Grade: D
The Thomas Crown Affair was made in 1968, and it starred two of the 60s’ most stylish screen stars (Steve McQueen and Faye Dunaway) as a millionaire who pulls off the perfect heist and the insurance investigator who’s hired to get back the loot he’s lifted but falls for him.
A film with a plot like that doesn’t sound like it can go wrong but Roger Ebert was right when he called The Thomas Crown Affair “possibly the most under-plotted [and] under-written…film of the year.”
What bang the film has is only in the beginning. The shots split into multiple screens to show the robbers Thomas Crown (McQueen) has enlisted to rob a Boston bank en route to the heist. One’s landing at an airport in an airplane, another’s travelling by train, and one’s driving a station wagon down the street but they’re all accompanied by the same heavy and regular beat from Michel Legrand’s soundtrack.
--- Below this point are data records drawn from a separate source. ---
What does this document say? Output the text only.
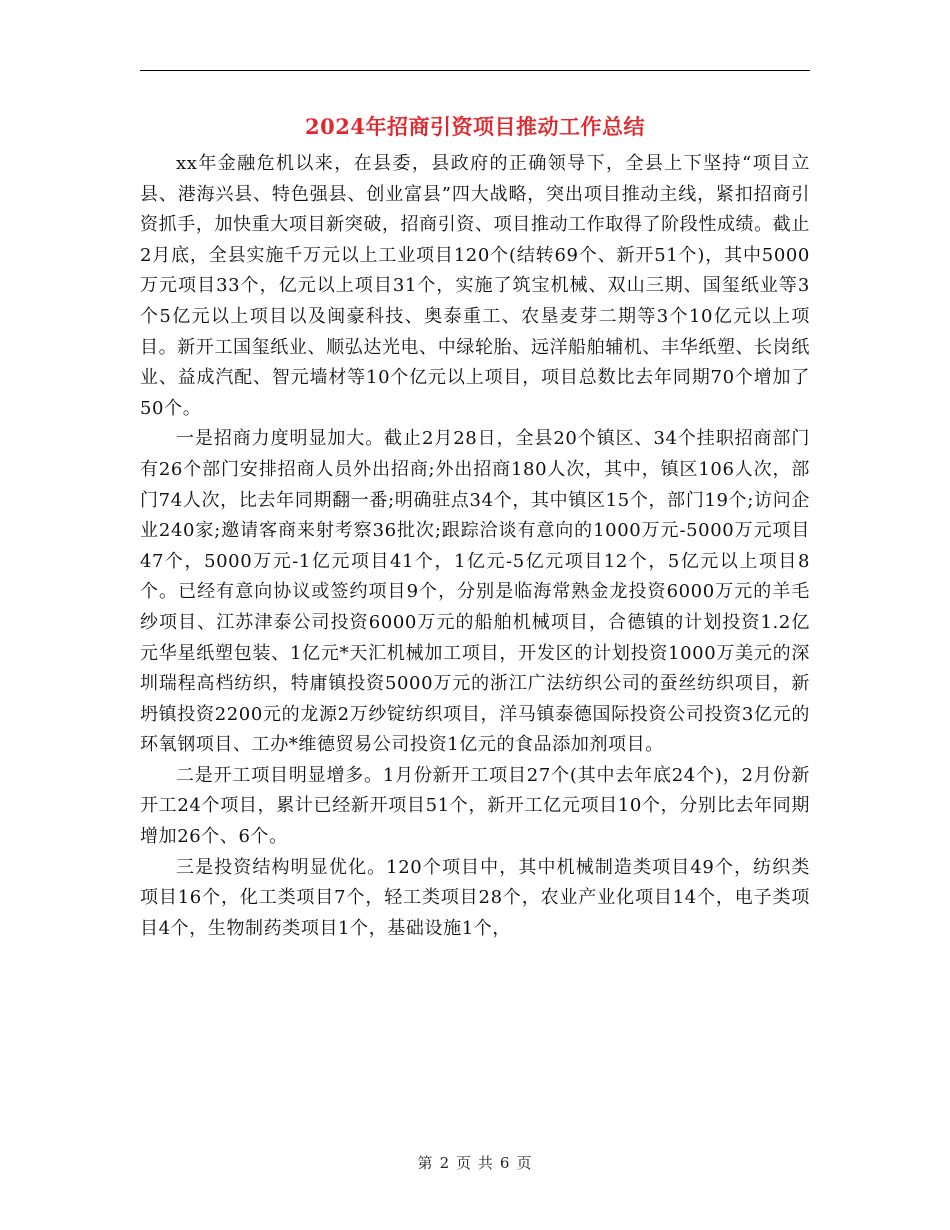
2024年招商引资项目推动工作总结

xx年金融危机以来，在县委，县政府的正确领导下，全县上下坚持“项目立县、港海兴县、特色强县、创业富县”四大战略，突出项目推动主线，紧扣招商引资抓手，加快重大项目新突破，招商引资、项目推动工作取得了阶段性成绩。截止2月底，全县实施千万元以上工业项目120个(结转69个、新开51个)，其中5000万元项目33个，亿元以上项目31个，实施了筑宝机械、双山三期、国玺纸业等3个5亿元以上项目以及闽豪科技、奥泰重工、农垦麦芽二期等3个10亿元以上项目。新开工国玺纸业、顺弘达光电、中绿轮胎、远洋船舶辅机、丰华纸塑、长岗纸业、益成汽配、智元墙材等10个亿元以上项目，项目总数比去年同期70个增加了50个。

一是招商力度明显加大。截止2月28日，全县20个镇区、34个挂职招商部门有26个部门安排招商人员外出招商;外出招商180人次，其中，镇区106人次，部门74人次，比去年同期翻一番;明确驻点34个，其中镇区15个，部门19个;访问企业240家;邀请客商来射考察36批次;跟踪洽谈有意向的1000万元-5000万元项目47个，5000万元-1亿元项目41个，1亿元-5亿元项目12个，5亿元以上项目8个。已经有意向协议或签约项目9个，分别是临海常熟金龙投资6000万元的羊毛纱项目、江苏津泰公司投资6000万元的船舶机械项目，合德镇的计划投资1.2亿元华星纸塑包装、1亿元*天汇机械加工项目，开发区的计划投资1000万美元的深圳瑞程高档纺织，特庸镇投资5000万元的浙江广法纺织公司的蚕丝纺织项目，新坍镇投资2200元的龙源2万纱锭纺织项目，洋马镇泰德国际投资公司投资3亿元的环氧钢项目、工办*维德贸易公司投资1亿元的食品添加剂项目。

二是开工项目明显增多。1月份新开工项目27个(其中去年底24个)，2月份新开工24个项目，累计已经新开项目51个，新开工亿元项目10个，分别比去年同期增加26个、6个。

三是投资结构明显优化。120个项目中，其中机械制造类项目49个，纺织类项目16个，化工类项目7个，轻工类项目28个，农业产业化项目14个，电子类项目4个，生物制药类项目1个，基础设施1个，

第 2 页 共 6 页
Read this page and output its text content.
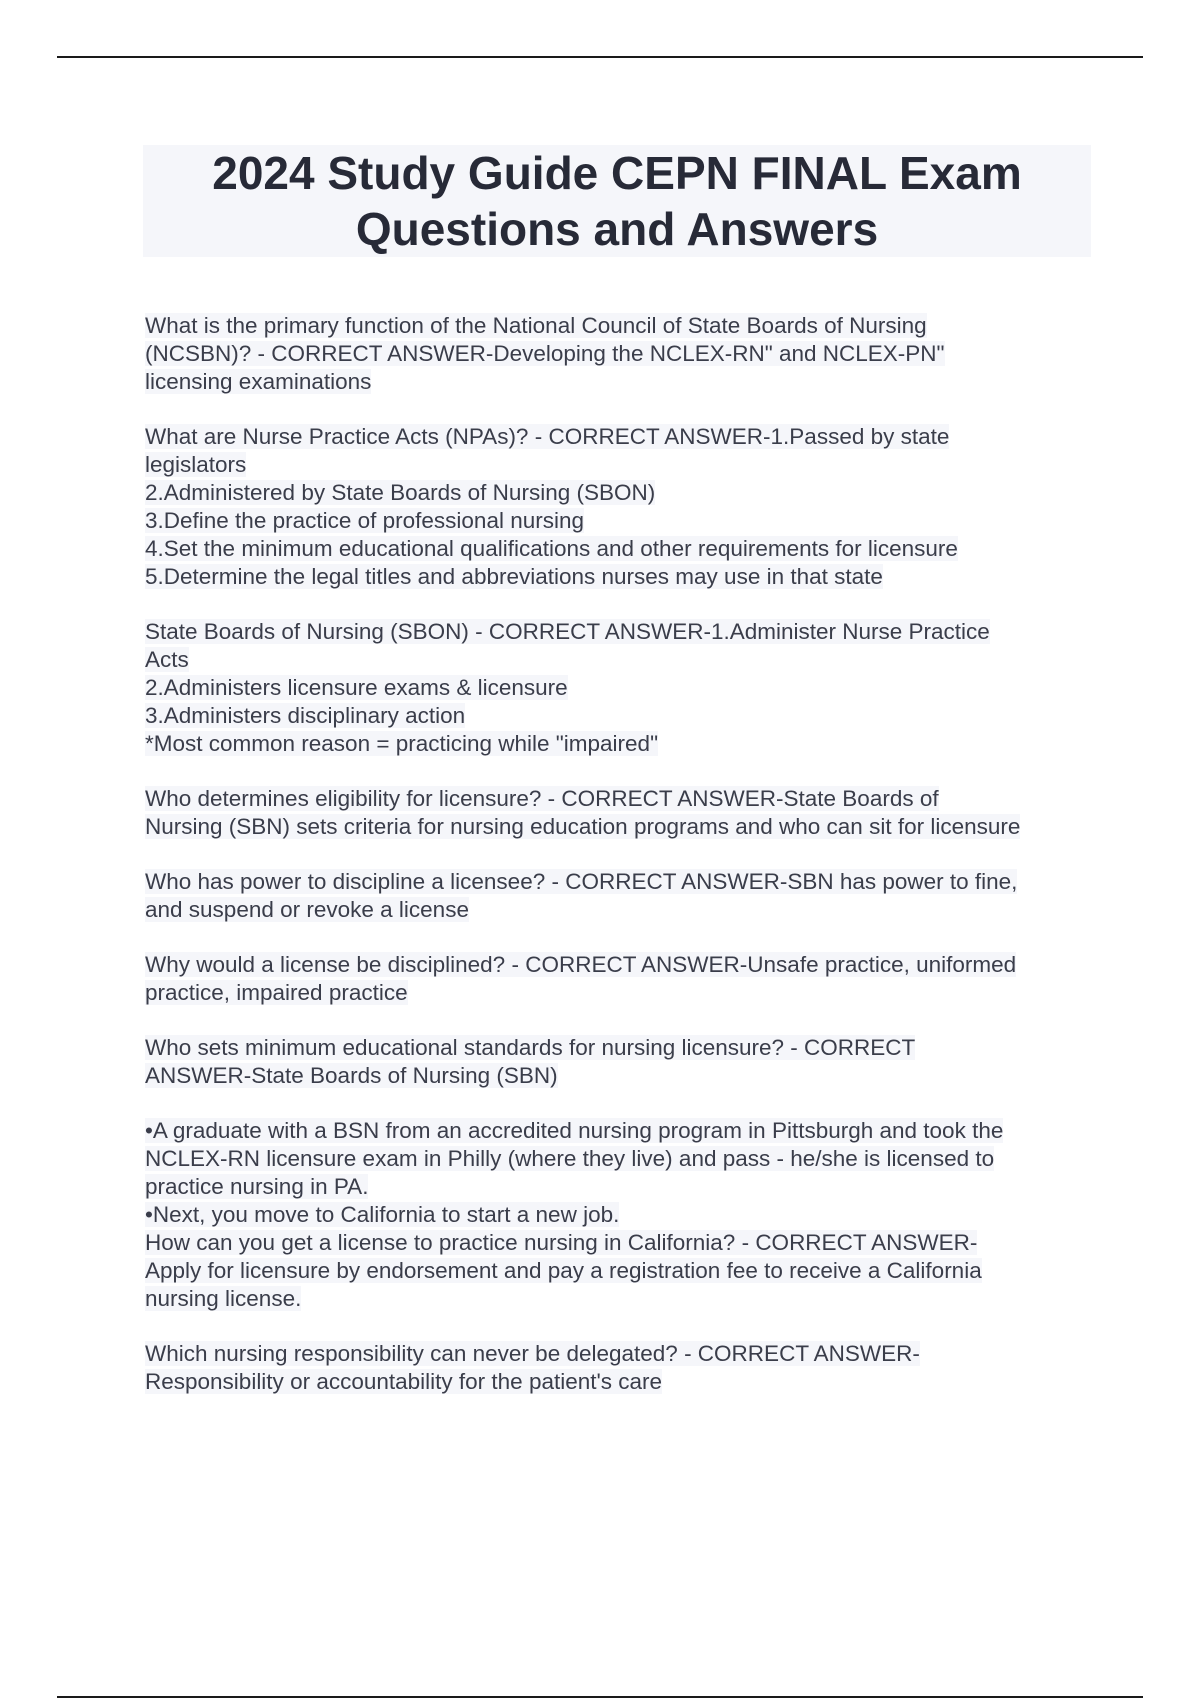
2024 Study Guide CEPN FINAL Exam
Questions and Answers
What is the primary function of the National Council of State Boards of Nursing
(NCSBN)? - CORRECT ANSWER-Developing the NCLEX-RN" and NCLEX-PN"
licensing examinations
What are Nurse Practice Acts (NPAs)? - CORRECT ANSWER-1.Passed by state
legislators
2.Administered by State Boards of Nursing (SBON)
3.Define the practice of professional nursing
4.Set the minimum educational qualifications and other requirements for licensure
5.Determine the legal titles and abbreviations nurses may use in that state
State Boards of Nursing (SBON) - CORRECT ANSWER-1.Administer Nurse Practice
Acts
2.Administers licensure exams & licensure
3.Administers disciplinary action
*Most common reason = practicing while "impaired"
Who determines eligibility for licensure? - CORRECT ANSWER-State Boards of
Nursing (SBN) sets criteria for nursing education programs and who can sit for licensure
Who has power to discipline a licensee? - CORRECT ANSWER-SBN has power to fine,
and suspend or revoke a license
Why would a license be disciplined? - CORRECT ANSWER-Unsafe practice, uniformed
practice, impaired practice
Who sets minimum educational standards for nursing licensure? - CORRECT
ANSWER-State Boards of Nursing (SBN)
•A graduate with a BSN from an accredited nursing program in Pittsburgh and took the
NCLEX-RN licensure exam in Philly (where they live) and pass - he/she is licensed to
practice nursing in PA.
•Next, you move to California to start a new job.
How can you get a license to practice nursing in California? - CORRECT ANSWER-
Apply for licensure by endorsement and pay a registration fee to receive a California
nursing license.
Which nursing responsibility can never be delegated? - CORRECT ANSWER-
Responsibility or accountability for the patient's care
I was thrilled to see what these disparate souls had in common that could link them together through such a grave tune. “Where’s the showdown they’re all attending?” I wondered and who was going to shoot whom?
There is shooting in the robbery. That’s all the fireworks in the film over and done with in the first half an hour. McQueen spends the rest of the film taking Dunaway on expensive dates, cooking her lobster dinners in the coals of a fire on the beach, and playing chess with her but getting distracted by her pink lips and her bare arms. It’s extravagant and it seems to distract Dunaway’s insurance investigator Vicki Anderson from gathering one grain of evidence to prove Crown masterminded the robbery. The cop working with her complains to her that he’s running “a sex orgy for a couple freaks on government funds.” I sympathise.
The Thomas Crown Affair is a cat and mouse game played in high society but one where neither the cat or the mouse advances or retreats a single step for close to an hour and a half. Instead, they drink champagne in a sauna. It’s a glitzy but dull heist film.
This was great, William! Yeah, it's a film of its time--large on style, low on substance. Worth seeing for the sexy chess scene, which is iconic, and for Theodora Van Runkle's outrageous wardrobe for Faye Dunaway, also iconic! I generally hate remakes of anything, but if you haven't caught the remake of Thomas Crown Affair, with Pierce Brosnan and Rene Russo, I highly recommend it! It's a really fun lark of a film and far better!